Reinforcement Learning for Adaptive MCMC
- URL: http://arxiv.org/abs/2405.13574v1
- Date: Wed, 22 May 2024 12:11:12 GMT
- Title: Reinforcement Learning for Adaptive MCMC
- Authors: Congye Wang, Wilson Chen, Heishiro Kanagawa, Chris. J. Oates,
- Abstract summary: The aim of this paper is to set out a general framework, called Reinforcement Learning Metropolis--Hastings.
Control of the learning rate provably ensures conditions for ergodicity are satisfied.
The methodology is used to construct a gradient-free sampler that out-performs a popular gradient-free adaptive Metropolis--Hastings algorithm.

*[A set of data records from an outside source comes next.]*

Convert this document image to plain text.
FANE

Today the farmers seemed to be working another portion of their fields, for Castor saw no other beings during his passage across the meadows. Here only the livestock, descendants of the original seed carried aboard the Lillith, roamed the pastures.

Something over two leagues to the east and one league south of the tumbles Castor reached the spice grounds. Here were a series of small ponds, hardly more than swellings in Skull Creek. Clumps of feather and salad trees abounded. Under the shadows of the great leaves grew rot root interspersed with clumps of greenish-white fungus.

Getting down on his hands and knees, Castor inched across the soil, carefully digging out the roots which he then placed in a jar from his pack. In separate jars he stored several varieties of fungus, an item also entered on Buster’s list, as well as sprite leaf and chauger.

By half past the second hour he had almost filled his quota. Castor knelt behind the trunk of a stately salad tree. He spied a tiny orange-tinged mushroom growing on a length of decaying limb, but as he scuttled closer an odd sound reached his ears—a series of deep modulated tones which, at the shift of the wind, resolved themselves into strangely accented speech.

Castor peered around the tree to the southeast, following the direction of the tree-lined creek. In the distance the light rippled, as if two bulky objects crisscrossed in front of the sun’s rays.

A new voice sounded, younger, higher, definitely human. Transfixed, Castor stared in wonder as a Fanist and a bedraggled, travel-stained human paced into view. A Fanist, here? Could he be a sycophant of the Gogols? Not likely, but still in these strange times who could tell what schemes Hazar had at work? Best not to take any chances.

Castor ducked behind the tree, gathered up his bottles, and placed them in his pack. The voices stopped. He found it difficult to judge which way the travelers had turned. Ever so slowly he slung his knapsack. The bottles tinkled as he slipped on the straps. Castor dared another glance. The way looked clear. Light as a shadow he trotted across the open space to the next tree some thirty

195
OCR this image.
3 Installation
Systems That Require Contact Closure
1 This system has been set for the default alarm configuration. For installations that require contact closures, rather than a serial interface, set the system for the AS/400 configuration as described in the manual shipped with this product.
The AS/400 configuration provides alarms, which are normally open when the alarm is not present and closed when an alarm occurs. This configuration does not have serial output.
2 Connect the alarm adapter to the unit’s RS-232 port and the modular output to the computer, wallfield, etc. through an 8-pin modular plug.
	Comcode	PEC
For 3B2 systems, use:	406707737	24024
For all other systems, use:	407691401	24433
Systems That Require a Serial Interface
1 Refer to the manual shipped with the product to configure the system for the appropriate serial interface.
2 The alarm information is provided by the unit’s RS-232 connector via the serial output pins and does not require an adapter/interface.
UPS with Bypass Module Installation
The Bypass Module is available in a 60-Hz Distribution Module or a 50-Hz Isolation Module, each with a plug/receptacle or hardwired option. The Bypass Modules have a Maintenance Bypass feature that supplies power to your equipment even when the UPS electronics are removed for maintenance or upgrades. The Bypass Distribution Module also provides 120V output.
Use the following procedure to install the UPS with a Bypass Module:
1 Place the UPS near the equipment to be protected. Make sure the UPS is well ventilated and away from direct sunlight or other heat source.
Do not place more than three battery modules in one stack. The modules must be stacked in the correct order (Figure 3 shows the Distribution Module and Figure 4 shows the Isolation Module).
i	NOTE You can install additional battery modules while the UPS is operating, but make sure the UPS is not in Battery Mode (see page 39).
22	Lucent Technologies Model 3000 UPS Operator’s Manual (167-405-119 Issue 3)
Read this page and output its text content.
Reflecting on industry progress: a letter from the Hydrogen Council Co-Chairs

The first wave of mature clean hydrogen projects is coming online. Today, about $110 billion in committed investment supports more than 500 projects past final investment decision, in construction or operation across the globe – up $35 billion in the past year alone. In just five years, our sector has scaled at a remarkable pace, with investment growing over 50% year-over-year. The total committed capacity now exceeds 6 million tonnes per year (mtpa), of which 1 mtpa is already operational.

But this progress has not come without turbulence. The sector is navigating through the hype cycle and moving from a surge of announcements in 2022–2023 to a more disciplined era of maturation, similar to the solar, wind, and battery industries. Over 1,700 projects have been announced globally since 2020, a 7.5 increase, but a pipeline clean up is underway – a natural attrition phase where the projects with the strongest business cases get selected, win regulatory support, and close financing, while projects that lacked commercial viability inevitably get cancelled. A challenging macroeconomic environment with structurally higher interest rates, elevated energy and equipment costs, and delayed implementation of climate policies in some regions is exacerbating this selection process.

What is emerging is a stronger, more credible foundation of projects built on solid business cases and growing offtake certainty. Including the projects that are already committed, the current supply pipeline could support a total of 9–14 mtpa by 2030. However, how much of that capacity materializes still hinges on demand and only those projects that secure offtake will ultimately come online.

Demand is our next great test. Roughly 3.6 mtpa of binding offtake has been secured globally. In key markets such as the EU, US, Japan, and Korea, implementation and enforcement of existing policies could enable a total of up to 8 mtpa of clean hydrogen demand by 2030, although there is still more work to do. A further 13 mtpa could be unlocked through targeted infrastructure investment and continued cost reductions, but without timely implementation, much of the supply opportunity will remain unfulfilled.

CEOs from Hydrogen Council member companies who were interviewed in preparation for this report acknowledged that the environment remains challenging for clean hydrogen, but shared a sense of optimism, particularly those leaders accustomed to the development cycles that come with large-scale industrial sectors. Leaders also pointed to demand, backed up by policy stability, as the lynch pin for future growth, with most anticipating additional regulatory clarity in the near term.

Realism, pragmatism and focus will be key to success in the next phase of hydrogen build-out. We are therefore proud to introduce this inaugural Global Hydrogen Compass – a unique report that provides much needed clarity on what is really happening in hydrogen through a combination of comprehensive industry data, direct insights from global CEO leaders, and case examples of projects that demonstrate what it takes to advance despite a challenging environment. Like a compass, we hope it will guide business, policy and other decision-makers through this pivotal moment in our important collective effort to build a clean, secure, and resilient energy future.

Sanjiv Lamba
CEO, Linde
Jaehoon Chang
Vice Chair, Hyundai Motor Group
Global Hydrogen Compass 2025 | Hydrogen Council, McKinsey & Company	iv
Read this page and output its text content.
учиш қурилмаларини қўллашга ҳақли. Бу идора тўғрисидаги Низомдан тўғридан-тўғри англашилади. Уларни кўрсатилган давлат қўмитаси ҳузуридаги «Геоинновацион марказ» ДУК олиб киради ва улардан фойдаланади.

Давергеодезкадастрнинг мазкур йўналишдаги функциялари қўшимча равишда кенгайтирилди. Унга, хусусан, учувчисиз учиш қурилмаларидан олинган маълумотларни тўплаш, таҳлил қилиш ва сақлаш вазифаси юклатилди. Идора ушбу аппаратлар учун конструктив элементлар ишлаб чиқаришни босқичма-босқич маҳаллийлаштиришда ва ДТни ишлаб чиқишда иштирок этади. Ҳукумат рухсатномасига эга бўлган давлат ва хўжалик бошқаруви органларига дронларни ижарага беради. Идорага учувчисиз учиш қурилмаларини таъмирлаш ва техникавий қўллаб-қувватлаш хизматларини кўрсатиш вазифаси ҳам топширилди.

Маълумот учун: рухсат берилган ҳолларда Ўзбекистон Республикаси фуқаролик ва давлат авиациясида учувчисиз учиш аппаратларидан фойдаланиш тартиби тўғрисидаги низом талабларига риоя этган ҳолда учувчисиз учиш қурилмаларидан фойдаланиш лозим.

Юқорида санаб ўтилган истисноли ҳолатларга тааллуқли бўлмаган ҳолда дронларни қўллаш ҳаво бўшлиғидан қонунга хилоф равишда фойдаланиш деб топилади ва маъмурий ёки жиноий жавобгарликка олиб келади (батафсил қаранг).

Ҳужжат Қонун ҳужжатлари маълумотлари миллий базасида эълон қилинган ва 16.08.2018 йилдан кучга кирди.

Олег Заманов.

- Score: 6.773499165024668
- License: http://creativecommons.org/licenses/by/4.0/
- Abstract: An informal observation, made by several authors, is that the adaptive design of a Markov transition kernel has the flavour of a reinforcement learning task. Yet, to-date it has remained unclear how to actually exploit modern reinforcement learning technologies for adaptive MCMC. The aim of this paper is to set out a general framework, called Reinforcement Learning Metropolis--Hastings, that is theoretically supported and empirically validated. Our principal focus is on learning fast-mixing Metropolis--Hastings transition kernels, which we cast as deterministic policies and optimise via a policy gradient. Control of the learning rate provably ensures conditions for ergodicity are satisfied. The methodology is used to construct a gradient-free sampler that out-performs a popular gradient-free adaptive Metropolis--Hastings algorithm on $\approx 90 \%$ of tasks in the PosteriorDB benchmark.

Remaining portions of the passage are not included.